В одном из писем Гафиз попросил прислать ему книгу Прескотта о завоевании Мексики Кортесом. "И скоро я начинаю писать новую пьесу, причем, если вы не узнаете в героине себя, я навек брошу литературную деятельность...", - писал Гафиз. Кого она должна была узнать в героине? Индианку Марину, Малинцин, любовницу Кортеса, которая предала собственный народ и обрекла его на унижения и гибель? Ту самую Марину, которая стирала с лица пот, слезы и кровь - свою и чужую, когда брела по Теночтитлану, разоренному солдатами Кортеса, и видела разбросанные среди пожарищ трупы детей и женщин, груды тел ацтекских воинов, которые не смогли защитить от проклятия судьбы ее родину?
Неужели Гафиз разглядел в ней предательницу? А, впрочем, разве не предательством по отношению к Гафизу и тем офицерам, которые вместе с ним мерзли в окопах и ночных разведках, когда ледяная крупа задувала под башлык и коченели руки и ноги, был ее вчерашний разговор с Федором и невольное согласие на расправы в войсках? Значит, она уже ступила на путь индианки Марины, которая помогла Кортесу и его конкистадорам уничтожить империю ацтеков, ступила невзначай, сама не желая этого? И Гафиз, с его обостренной интуицей поэта, увидел, почувствовал этот путь? Значит там, на фронте, он уже понимает, что Российская империя гибнет, подобно империи ацтеков, и есть два пути - или погибнуть вместе с ней, пытаясь предотвратить неизбежное, или присоединиться к безжалостным воинам Кортеса, которые, словно волки, готовы вцепиться в глотку гибнущей державе. И один из таких волков-оборотней - ее новый друг, Федор Ильин-Раскольников...
От таких мыслей Ларисе становилось страшно, она гнала их от себя, но книгу Прескотта о завоевании Мексики все же раздобыла и перед тем, как переслать ее в Действующую армию, торопливо проглотила страницы, повествующие о Кортесе и Марине. Нет, только не это, только не Марина-Малинцин! В подруге Кортеса Лариса не хотела узнавать себя... Лучше быть "Леричкой, золотой прелестью", любимой и долгожданной. Пусть Гафиз вернется и увезет ее из Петрограда на какой-нибудь остров Мадагаскар, только бы подальше от проклятых вопросов, которые мешали дышать им обоим, прочь от ожидаемой революции, от Ильина-Раскольникова и агитационной работы, даже от собственного отца с его двусмысленной репутацией! Если Гафиз увезет ее - все изменится, они оба будут вдалеке от гибнущей империи и неотвратимой агонии... Куда угодно, только бы с ним - на Мадагаскар, в Абиссинию, в Персию!

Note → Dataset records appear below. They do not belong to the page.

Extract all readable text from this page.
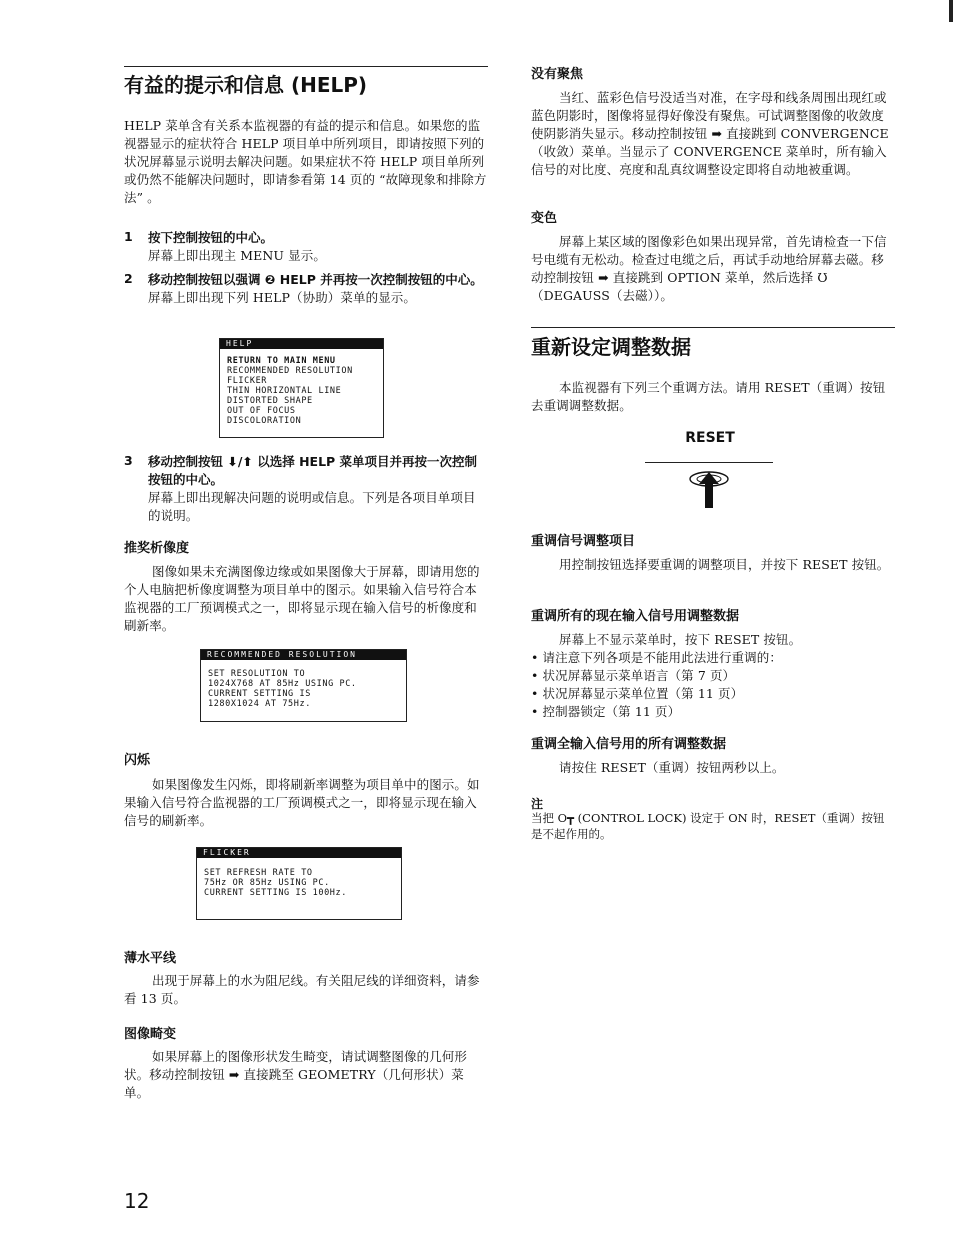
有益的提示和信息 (HELP)
HELP 菜单含有关系本监视器的有益的提示和信息。如果您的监视器显示的症状符合 HELP 项目单中所列项目，即请按照下列的状况屏幕显示说明去解决问题。如果症状不符 HELP 项目单所列或仍然不能解决问题时，即请参看第 14 页的 “故障现象和排除方法” 。
1 按下控制按钮的中心。
屏幕上即出现主 MENU 显示。
2 移动控制按钮以强调 ❷ HELP 并再按一次控制按钮的中心。
屏幕上即出现下列 HELP（协助）菜单的显示。
HELP
RETURN TO MAIN MENU
RECOMMENDED RESOLUTION
FLICKER
THIN HORIZONTAL LINE
DISTORTED SHAPE
OUT OF FOCUS
DISCOLORATION
3 移动控制按钮 ⬇/⬆ 以选择 HELP 菜单项目并再按一次控制按钮的中心。
屏幕上即出现解决问题的说明或信息。下列是各项目单项目的说明。
推奖析像度
图像如果未充满图像边缘或如果图像大于屏幕，即请用您的个人电脑把析像度调整为项目单中的图示。如果输入信号符合本监视器的工厂预调模式之一，即将显示现在输入信号的析像度和刷新率。
RECOMMENDED RESOLUTION
SET RESOLUTION TO
1024X768 AT 85Hz USING PC.
CURRENT SETTING IS
1280X1024 AT 75Hz.
闪烁
如果图像发生闪烁，即将刷新率调整为项目单中的图示。如果输入信号符合监视器的工厂预调模式之一，即将显示现在输入信号的刷新率。
FLICKER
SET REFRESH RATE TO
75Hz OR 85Hz USING PC.
CURRENT SETTING IS 100Hz.
薄水平线
出现于屏幕上的水为阻尼线。有关阻尼线的详细资料，请参看 13 页。
图像畸变
如果屏幕上的图像形状发生畸变，请试调整图像的几何形状。移动控制按钮 ➡ 直接跳至 GEOMETRY（几何形状）菜单。
没有聚焦
当红、蓝彩色信号没适当对准，在字母和线条周围出现红或蓝色阴影时，图像将显得好像没有聚焦。可试调整图像的收敛度使阴影消失显示。移动控制按钮 ➡ 直接跳到 CONVERGENCE（收敛）菜单。当显示了 CONVERGENCE 菜单时，所有输入信号的对比度、亮度和乱真纹调整设定即将自动地被重调。
变色
屏幕上某区域的图像彩色如果出现异常，首先请检查一下信号电缆有无松动。检查过电缆之后，再试手动地给屏幕去磁。移动控制按钮 ➡ 直接跳到 OPTION 菜单，然后选择 Ʊ（DEGAUSS（去磁））。
重新设定调整数据
本监视器有下列三个重调方法。请用 RESET（重调）按钮去重调调整数据。
RESET
重调信号调整项目
用控制按钮选择要重调的调整项目，并按下 RESET 按钮。
重调所有的现在输入信号用调整数据
屏幕上不显示菜单时，按下 RESET 按钮。
• 请注意下列各项是不能用此法进行重调的：
• 状况屏幕显示菜单语言（第 7 页）
• 状况屏幕显示菜单位置（第 11 页）
• 控制器锁定（第 11 页）
重调全输入信号用的所有调整数据
请按住 RESET（重调）按钮两秒以上。
注
当把 O┳ (CONTROL LOCK) 设定于 ON 时，RESET（重调）按钮是不起作用的。
12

Мать Ларисы, Екатерина Александровна, первой заметила, что с дочерью происходят удивительные метаморфозы. Квадратики фронтовых писем Лариса жадно и нетерпеливо вырывала из рук матери, словно погибающая от жажды - стакан с водой. Чтение писем было священнодействием - в такие минуты Лариса запиралась у себя в комнате и ни с кем не хотела разговаривать. Екатерина Александровна тихо подходила к дверям дочери, стучала. Лариса выходила заплаканная, с дрожащими руками, невидящими глазами смотрела на мать, потом снова уходила к себе. "Влюбилась... - вздыхала Екатерина Александровна. - Ну что с ней делать? И в кого? В женатого человека... В прожженного сердцееда...". Лариса напрасно думала, что домашние не знают подробности ее романа. Екатерина Александровна уже успела все выспросить у друга дома - Жоржа Иванова - и услышанное ничуть ее не обрадовало. Даже если этот поэт, адресат стихов и вздохов ее дочери, разведется со своей знаменитой женой - Ахматовой, для Рейснеров он все равно останется человеком чуждых идей и взглядов. Разве может в их семью войти монархист, не сочувствующий социалистической революции? Разве этот Гумилев - пара Ларе, разве сможет он найти общий язык с Михаилом Андреевичем и друзьями их дома? Другое дело - Федя Ильин-Раскольников, с которым недавно познакомилась Ларочка, он - член РСДРП с 1910 года, человек свой, проверенный, настоящий борец! Екатерина Александровна не одобряла роман дочери с Гумилевым и решила при первой возможности поговорить с ней. Но сначала нужно было посоветоваться с мужем.